Stalin’s Communism
Stalin’s Communism
Stalin is the man who took over the Russian revolution and made it work. By 1935 Stalin started relaxing some of the draconian rules governing the economy. He wrote in Leninism the following describing the Soviet economy:
“1. The power of the capitalist class has been overthrown and has been replaced by the power of working class.
“2. The tools and means of production, the land, factories, etc., have been taken away from the capitalists and handed over to the working class and to the peasantry.
“3. The development of production is subordinated, not to the principle of competition and the safeguarding of capitalist profits, but to the principle of planned guidance and systematic improvement of the material and cultural level of toilers.
“4. The distribution of the national income takes place - in the interest of systematically raising the material position of the workers and peasants, and extending socialist production in town and country.
“5. The systematic improvement of the material position of the toilers and the ceaseless growth of their requirements (purchasing power) - guarantee the working class against crises of overproduction, against the growth of unemployment, etc.
“6. The working class is the master of the country, working not for the capitalist, but for its own class.” - Stalin
Under Soviet Union, the issue of “socialist inequality” can be summarized in two paragraphs.
- No man in the Soviet Union has any individual control of the means of production. A man may accumulate and transfer wealth, but not the means of producing wealth.
- No man on the Soviet Union may exploit labor for private profit. Interest may be paid on bonds, but this interest does not represent private dividends on the use of labor.

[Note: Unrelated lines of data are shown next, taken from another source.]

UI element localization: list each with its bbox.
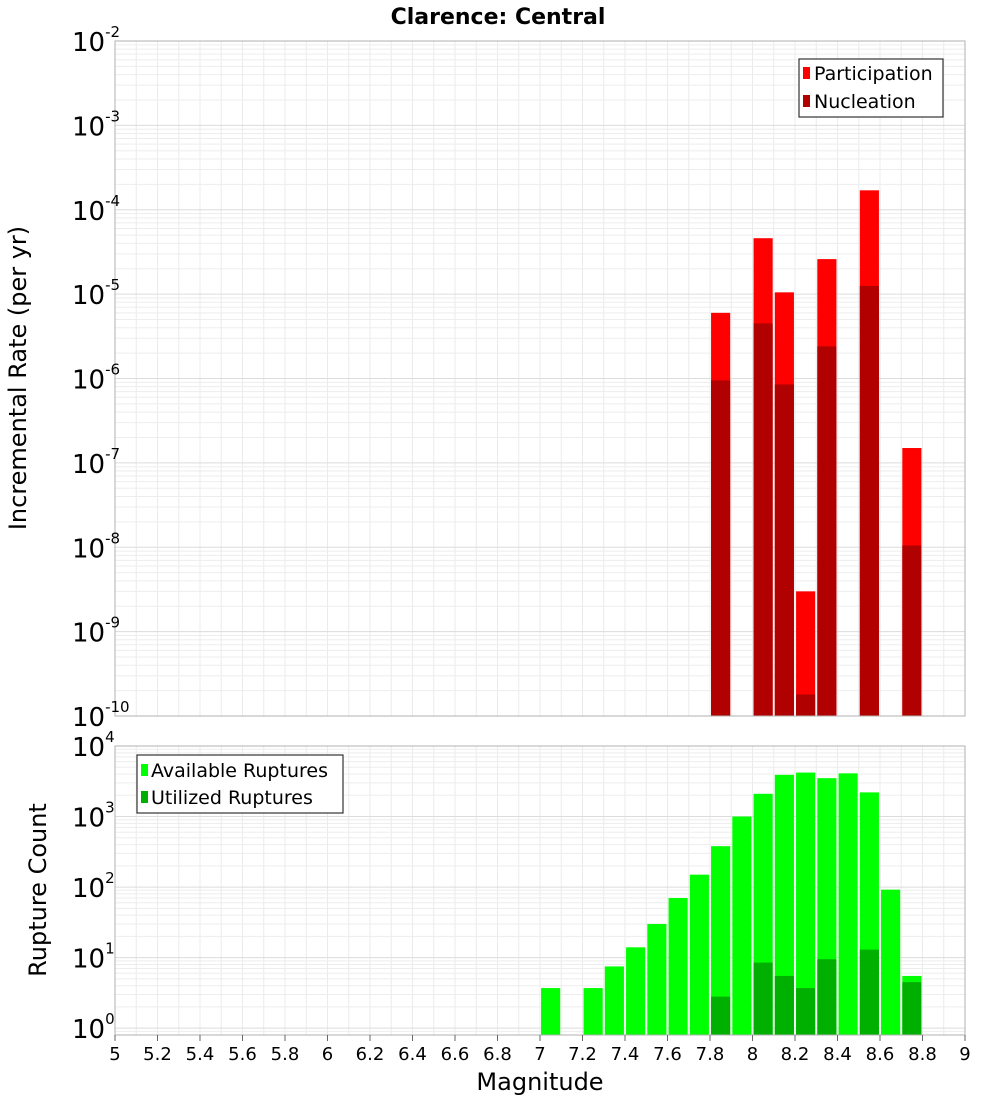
legend-label-available: Available Ruptures <box>151 760 328 782</box>
count-bar-utilized-ruptures <box>859 949 879 1035</box>
rate-legend-box <box>798 58 944 118</box>
x-tick-label: 5.6 <box>228 1044 257 1065</box>
x-tick-label: 5.8 <box>271 1044 300 1065</box>
count-y-axis-label: Rupture Count <box>24 803 52 977</box>
rate-panel: 10-2 10-3 10-4 10-5 10-6 10-7 10-8 10-9 10-10 In… <box>4 23 966 733</box>
x-tick-label: 8 <box>747 1044 758 1065</box>
rate-bar-nucleation <box>753 323 773 716</box>
count-panel: 104 103 102 101 100 5 5.2 5.4 5.6 5.8 6 6.2 6.4 6.6 6… <box>24 728 971 1096</box>
count-legend-box <box>136 754 344 814</box>
count-bar-utilized-ruptures <box>774 975 794 1035</box>
count-bar-available-ruptures <box>796 772 816 1035</box>
count-y-tick-label: 103 <box>72 799 115 834</box>
rate-y-tick-label: 10-9 <box>72 614 120 649</box>
rate-plot-border <box>114 40 966 717</box>
rate-y-tick-label: 10-4 <box>72 192 120 227</box>
x-tick-label: 8.4 <box>823 1044 852 1065</box>
rate-y-axis-label: Incremental Rate (per yr) <box>4 226 32 530</box>
x-axis-label: Magnitude <box>476 1068 603 1096</box>
x-tick-label: 8.6 <box>866 1044 895 1065</box>
x-tick-label: 8.8 <box>908 1044 937 1065</box>
x-tick-label: 6.2 <box>356 1044 385 1065</box>
rate-y-tick-label: 10-8 <box>72 529 120 564</box>
count-bar-available-ruptures <box>838 773 858 1035</box>
rate-bar-nucleation <box>817 346 837 716</box>
count-bar-utilized-ruptures <box>817 959 837 1035</box>
count-bar-available-ruptures <box>668 898 688 1035</box>
x-tick-label: 7.2 <box>568 1044 597 1065</box>
count-y-tick-label: 100 <box>72 1010 115 1045</box>
rate-bar-nucleation <box>859 285 879 716</box>
rate-y-ticks: 10-2 10-3 10-4 10-5 10-6 10-7 10-8 10-9 10-10 <box>72 23 130 733</box>
count-y-tick-label: 101 <box>72 940 115 975</box>
rate-grid <box>114 40 966 717</box>
count-bar-utilized-ruptures <box>902 982 922 1035</box>
rate-bar-nucleation <box>711 380 731 716</box>
count-bar-available-ruptures <box>626 947 646 1035</box>
rate-bar-nucleation <box>774 384 794 716</box>
legend-label-utilized: Utilized Ruptures <box>151 787 313 809</box>
legend-label-participation: Participation <box>814 63 933 85</box>
x-tick-label: 7.8 <box>696 1044 725 1065</box>
count-bar-available-ruptures <box>881 889 901 1035</box>
rate-y-tick-label: 10-10 <box>72 698 130 733</box>
rate-bar-participation <box>796 591 816 716</box>
rate-y-tick-label: 10-6 <box>72 361 120 396</box>
x-tick-label: 6.4 <box>398 1044 427 1065</box>
legend-swatch-available <box>141 764 148 776</box>
count-bar-utilized-ruptures <box>711 996 731 1035</box>
legend-swatch-participation <box>803 67 810 79</box>
rate-y-tick-label: 10-3 <box>72 107 120 142</box>
count-y-ticks: 104 103 102 101 100 <box>72 728 115 1045</box>
rate-y-tick-label: 10-7 <box>72 445 120 480</box>
count-y-tick-label: 102 <box>72 869 115 904</box>
x-tick-label: 5.4 <box>186 1044 215 1065</box>
count-bar-available-ruptures <box>541 988 561 1035</box>
count-bar-utilized-ruptures <box>796 988 816 1035</box>
x-tick-label: 6 <box>322 1044 333 1065</box>
count-bar-available-ruptures <box>583 988 603 1035</box>
legend-swatch-nucleation <box>803 95 810 107</box>
x-tick-label: 7.4 <box>611 1044 640 1065</box>
count-bar-available-ruptures <box>732 816 752 1035</box>
count-bar-utilized-ruptures <box>753 962 773 1035</box>
x-tick-label: 9 <box>959 1044 970 1065</box>
count-legend: Available Ruptures Utilized Ruptures <box>136 754 344 814</box>
count-bar-available-ruptures <box>604 966 624 1035</box>
rate-y-tick-label: 10-5 <box>72 276 120 311</box>
x-tick-label: 6.6 <box>441 1044 470 1065</box>
x-tick-label: 5.2 <box>143 1044 172 1065</box>
count-bars <box>541 772 922 1035</box>
rate-y-tick-label: 10-2 <box>72 23 120 58</box>
count-bar-available-ruptures <box>647 923 667 1035</box>
count-x-ticks: 5 5.2 5.4 5.6 5.8 6 6.2 6.4 6.6 6.8 7 7.2 7.4 7.6 7.8 8… <box>109 1035 971 1065</box>
x-tick-label: 5 <box>109 1044 120 1065</box>
rate-bar-nucleation <box>796 694 816 716</box>
chart-title: Clarence: Central <box>391 5 606 30</box>
count-y-tick-label: 104 <box>72 728 115 763</box>
legend-label-nucleation: Nucleation <box>814 91 916 113</box>
x-tick-label: 6.8 <box>483 1044 512 1065</box>
legend-swatch-utilized <box>141 791 148 803</box>
count-bar-available-ruptures <box>689 874 709 1035</box>
count-bar-available-ruptures <box>711 846 731 1035</box>
rate-legend: Participation Nucleation <box>798 58 944 118</box>
rate-bars <box>711 190 922 716</box>
rate-bar-nucleation <box>902 545 922 716</box>
x-tick-label: 7.6 <box>653 1044 682 1065</box>
x-tick-label: 7 <box>534 1044 545 1065</box>
count-bar-available-ruptures <box>774 774 794 1035</box>
x-tick-label: 8.2 <box>781 1044 810 1065</box>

By now we know that communism did not work because it was unsustainable. It was just plain utopia. However, Europe was respectful towards Stalin but also quite afraid. Stalin was not just the leader of a national state but of a movement, the Communist International, which had roots in all countries.
Yalta accord between US, UK and Stalin was signed in 1945. By then, the Soviet troops were about 200 miles from Berlin, essentially controlling the east part of Europe which became Eastern Europe under Soviet political control.
The best reference book I found is Inside Europe by John Gunther, a time capsule, the 1938 edition.